Si la thèse d'une prise de participation de Lufthansa dans le capital de Swiss se confirme, la compagnie nationale est devenue le lapin. Et le transporteur allemand le chasseur.

Autant dire que le gibier a changé de camp. Il n'y a pas si longtemps, les Suisses détenaient sur le continent européen des participations en France (AOM, Air Littoral, Air Liberté), en Italie (Volare Group), en Pologne (LOT), en Belgique (Sabena), au Portugal (TAP Air Portugal, Portugalia) et en Allemagne (LTU).

A l'époque, on avait estimé le coût de ces prises de participation, souvent couplées à une recapitalisation, connues sous le nom de la «stratégie du chasseur», à 5 milliards de francs.

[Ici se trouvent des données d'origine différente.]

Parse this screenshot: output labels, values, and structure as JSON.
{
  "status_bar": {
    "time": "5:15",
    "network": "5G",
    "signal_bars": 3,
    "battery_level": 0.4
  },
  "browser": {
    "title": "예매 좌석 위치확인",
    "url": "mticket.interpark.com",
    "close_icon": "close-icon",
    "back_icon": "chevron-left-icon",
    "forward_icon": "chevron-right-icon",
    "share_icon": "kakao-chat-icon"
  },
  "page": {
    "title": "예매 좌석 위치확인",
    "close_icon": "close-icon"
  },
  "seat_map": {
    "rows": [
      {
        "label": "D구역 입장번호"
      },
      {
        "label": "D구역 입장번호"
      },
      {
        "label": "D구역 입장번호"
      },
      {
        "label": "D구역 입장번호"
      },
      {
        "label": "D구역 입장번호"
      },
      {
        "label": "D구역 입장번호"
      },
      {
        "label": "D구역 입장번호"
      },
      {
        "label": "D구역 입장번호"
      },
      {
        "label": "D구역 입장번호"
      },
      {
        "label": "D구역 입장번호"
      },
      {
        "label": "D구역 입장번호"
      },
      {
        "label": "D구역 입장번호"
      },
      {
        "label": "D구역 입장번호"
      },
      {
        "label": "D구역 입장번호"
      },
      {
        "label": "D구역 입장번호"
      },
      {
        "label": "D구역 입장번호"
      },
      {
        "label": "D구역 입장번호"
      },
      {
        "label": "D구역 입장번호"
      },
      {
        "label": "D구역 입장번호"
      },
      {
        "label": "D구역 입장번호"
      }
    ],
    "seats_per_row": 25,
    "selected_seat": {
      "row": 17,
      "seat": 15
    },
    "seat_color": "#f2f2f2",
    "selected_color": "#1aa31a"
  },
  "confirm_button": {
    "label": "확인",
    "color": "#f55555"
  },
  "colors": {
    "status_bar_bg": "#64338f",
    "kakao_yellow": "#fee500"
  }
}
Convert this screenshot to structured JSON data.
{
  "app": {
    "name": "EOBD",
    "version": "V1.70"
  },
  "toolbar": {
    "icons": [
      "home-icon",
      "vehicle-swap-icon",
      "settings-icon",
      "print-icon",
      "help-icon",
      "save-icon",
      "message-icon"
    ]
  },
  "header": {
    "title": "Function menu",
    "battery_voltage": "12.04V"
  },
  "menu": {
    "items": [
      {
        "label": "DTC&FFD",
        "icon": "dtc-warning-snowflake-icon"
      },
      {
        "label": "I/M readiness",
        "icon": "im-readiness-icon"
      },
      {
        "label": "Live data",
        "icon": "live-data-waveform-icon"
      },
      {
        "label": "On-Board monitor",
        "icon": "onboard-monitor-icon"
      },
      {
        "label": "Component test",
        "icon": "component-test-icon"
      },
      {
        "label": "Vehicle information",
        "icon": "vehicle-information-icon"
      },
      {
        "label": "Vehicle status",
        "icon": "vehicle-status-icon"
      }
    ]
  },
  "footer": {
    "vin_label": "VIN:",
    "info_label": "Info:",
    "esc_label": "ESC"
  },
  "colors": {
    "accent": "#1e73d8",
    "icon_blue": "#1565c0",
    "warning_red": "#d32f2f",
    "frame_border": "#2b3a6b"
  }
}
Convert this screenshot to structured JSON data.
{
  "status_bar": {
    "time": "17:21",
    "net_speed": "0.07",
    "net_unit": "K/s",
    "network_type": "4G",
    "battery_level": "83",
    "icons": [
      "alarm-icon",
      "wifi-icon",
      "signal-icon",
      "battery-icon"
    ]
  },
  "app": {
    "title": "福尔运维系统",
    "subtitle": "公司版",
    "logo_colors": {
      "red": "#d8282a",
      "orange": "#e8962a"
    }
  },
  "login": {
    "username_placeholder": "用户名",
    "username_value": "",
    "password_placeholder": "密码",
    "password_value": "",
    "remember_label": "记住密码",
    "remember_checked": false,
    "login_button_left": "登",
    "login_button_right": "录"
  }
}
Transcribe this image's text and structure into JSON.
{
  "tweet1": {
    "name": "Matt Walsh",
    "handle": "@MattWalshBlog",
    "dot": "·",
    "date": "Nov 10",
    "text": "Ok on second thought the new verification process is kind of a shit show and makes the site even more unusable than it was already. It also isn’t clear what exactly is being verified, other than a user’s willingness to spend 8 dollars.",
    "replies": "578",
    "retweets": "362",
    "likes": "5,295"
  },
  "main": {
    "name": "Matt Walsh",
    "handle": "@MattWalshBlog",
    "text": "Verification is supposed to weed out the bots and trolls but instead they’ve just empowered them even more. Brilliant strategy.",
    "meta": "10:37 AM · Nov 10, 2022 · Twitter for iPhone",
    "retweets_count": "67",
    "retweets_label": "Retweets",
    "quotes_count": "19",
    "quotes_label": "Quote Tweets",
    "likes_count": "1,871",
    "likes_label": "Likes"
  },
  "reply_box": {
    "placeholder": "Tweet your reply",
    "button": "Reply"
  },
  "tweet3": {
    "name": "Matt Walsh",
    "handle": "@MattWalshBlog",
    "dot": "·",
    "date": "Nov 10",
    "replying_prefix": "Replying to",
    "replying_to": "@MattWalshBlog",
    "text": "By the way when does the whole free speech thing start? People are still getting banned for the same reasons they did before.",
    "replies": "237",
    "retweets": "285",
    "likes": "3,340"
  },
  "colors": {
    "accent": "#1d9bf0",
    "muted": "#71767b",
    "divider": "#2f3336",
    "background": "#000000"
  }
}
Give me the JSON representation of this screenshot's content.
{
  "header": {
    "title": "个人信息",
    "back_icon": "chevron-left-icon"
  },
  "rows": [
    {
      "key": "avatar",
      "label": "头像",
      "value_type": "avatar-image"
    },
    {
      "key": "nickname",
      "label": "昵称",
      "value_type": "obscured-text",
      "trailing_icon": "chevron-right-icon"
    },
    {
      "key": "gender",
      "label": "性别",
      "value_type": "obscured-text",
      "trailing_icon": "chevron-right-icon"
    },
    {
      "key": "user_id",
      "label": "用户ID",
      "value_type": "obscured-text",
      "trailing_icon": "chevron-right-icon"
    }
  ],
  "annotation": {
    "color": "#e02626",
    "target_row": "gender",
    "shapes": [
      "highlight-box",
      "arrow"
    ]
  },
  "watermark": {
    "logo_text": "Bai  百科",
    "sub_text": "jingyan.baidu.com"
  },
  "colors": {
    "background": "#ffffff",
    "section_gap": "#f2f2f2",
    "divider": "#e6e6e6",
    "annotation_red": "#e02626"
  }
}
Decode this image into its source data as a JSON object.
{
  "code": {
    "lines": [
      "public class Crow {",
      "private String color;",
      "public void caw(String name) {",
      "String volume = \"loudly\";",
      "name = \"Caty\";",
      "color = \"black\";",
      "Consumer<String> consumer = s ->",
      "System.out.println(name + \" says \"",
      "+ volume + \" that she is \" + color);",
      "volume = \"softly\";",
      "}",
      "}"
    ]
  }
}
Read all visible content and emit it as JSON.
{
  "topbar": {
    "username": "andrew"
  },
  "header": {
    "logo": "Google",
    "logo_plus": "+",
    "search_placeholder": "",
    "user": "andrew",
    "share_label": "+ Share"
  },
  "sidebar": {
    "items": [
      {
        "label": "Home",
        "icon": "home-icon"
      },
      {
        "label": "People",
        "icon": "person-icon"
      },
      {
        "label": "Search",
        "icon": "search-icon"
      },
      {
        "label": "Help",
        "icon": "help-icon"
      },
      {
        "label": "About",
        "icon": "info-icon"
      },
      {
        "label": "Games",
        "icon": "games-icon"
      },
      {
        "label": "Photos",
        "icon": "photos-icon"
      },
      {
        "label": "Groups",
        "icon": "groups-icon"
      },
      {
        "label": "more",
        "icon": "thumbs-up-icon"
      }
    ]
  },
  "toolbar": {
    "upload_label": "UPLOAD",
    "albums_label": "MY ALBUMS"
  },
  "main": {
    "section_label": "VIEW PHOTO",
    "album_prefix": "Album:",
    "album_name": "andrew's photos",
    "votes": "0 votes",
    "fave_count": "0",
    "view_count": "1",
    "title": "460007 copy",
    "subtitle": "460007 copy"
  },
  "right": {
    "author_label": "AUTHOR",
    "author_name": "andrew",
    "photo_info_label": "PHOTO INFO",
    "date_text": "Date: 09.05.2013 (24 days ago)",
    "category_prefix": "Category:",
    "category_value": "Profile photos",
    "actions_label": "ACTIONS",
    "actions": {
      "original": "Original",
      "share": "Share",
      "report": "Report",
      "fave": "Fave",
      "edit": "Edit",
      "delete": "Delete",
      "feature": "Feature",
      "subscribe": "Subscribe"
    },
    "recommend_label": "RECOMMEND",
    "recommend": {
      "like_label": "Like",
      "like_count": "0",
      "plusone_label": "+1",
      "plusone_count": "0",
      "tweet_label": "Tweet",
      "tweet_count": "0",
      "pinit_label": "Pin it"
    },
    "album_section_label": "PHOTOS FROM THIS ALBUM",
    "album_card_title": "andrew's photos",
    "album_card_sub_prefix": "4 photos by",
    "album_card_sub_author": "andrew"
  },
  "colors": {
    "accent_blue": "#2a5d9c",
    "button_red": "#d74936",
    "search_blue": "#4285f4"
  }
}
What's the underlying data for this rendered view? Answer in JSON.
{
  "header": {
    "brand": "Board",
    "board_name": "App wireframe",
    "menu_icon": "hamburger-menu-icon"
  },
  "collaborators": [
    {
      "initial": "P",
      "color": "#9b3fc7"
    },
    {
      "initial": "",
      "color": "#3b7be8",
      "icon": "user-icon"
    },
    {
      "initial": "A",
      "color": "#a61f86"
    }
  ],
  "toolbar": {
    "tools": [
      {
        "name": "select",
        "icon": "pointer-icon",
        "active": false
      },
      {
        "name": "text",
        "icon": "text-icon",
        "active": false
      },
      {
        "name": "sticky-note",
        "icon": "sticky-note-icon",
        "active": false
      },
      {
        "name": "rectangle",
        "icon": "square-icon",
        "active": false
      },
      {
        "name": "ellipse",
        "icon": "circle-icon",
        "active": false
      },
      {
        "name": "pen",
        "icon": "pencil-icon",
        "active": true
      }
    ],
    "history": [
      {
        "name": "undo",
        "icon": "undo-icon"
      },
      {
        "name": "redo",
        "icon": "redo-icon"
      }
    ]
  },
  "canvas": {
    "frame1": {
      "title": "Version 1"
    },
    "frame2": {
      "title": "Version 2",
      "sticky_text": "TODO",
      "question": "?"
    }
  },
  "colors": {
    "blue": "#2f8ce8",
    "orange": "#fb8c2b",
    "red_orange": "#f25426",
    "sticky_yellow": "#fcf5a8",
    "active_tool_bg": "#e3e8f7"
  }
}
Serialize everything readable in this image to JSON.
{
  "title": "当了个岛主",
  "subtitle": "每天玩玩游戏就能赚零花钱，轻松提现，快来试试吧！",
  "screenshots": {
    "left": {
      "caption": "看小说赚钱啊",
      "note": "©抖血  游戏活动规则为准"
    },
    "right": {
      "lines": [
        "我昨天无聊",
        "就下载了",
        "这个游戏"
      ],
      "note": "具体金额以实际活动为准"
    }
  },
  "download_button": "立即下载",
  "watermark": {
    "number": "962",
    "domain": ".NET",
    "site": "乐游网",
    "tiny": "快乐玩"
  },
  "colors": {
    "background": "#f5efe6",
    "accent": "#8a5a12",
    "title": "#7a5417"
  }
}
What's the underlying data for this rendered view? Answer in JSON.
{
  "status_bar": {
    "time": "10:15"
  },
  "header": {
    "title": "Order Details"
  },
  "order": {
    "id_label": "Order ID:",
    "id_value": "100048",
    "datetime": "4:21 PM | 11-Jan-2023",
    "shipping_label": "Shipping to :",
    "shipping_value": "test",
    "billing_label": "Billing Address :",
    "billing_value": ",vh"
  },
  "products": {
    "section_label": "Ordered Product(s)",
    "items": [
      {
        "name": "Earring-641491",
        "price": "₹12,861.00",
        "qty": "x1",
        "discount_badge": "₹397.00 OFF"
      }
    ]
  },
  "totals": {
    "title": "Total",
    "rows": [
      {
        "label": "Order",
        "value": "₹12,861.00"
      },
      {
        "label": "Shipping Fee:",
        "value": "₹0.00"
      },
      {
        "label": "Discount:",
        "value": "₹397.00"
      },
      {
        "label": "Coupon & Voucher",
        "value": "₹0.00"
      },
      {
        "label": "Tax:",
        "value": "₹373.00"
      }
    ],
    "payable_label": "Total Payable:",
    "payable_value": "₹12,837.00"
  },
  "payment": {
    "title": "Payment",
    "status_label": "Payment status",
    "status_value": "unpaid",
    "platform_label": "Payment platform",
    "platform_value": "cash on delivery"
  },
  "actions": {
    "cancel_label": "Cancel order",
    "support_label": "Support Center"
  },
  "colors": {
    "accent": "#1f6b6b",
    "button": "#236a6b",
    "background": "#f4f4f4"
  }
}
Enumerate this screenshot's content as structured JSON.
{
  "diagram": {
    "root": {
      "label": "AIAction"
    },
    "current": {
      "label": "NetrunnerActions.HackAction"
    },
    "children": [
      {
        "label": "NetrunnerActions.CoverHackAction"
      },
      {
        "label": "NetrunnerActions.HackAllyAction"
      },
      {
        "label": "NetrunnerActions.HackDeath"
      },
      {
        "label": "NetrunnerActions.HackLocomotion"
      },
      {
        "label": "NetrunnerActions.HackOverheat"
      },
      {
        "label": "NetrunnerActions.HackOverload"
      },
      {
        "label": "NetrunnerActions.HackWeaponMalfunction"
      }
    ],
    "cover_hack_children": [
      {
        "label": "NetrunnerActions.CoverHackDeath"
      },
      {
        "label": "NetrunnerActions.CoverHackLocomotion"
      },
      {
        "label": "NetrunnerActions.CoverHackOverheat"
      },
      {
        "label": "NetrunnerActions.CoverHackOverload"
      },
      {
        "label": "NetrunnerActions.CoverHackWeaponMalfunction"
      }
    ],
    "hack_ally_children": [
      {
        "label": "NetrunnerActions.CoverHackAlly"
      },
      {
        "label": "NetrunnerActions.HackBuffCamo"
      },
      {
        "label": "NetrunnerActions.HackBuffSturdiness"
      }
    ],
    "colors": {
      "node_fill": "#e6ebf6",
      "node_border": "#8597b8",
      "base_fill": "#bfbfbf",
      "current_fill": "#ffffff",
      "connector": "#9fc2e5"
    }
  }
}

Lufthansa n'est pas si bête. La compagnie ne débourserait pas un centime pour prendre une participation dans Swiss. C'est sa banque, la Deutsche Bank, qui mettrait à disposition le prêt de 500 millions dont Swiss a besoin pour survivre.

Au passage, le patron de l'établissement financier allemand, le Suisse Joe Ackermann, par ailleurs membre du conseil d'administration de Lufthansa, doit savourer sa revanche sur son frère ennemi de toujours Lukas Mühlemann, ancien administrateur de Swissair et ex-patron du Credit Suisse Group. En outre, le transporteur allemand troque son savoir-faire et s'emparerait du pouvoir en échange d'une plate-forme zurichoise flambant neuve. Avec cet échange, si les choses tournent mal, Lufthansa ne perdra rien.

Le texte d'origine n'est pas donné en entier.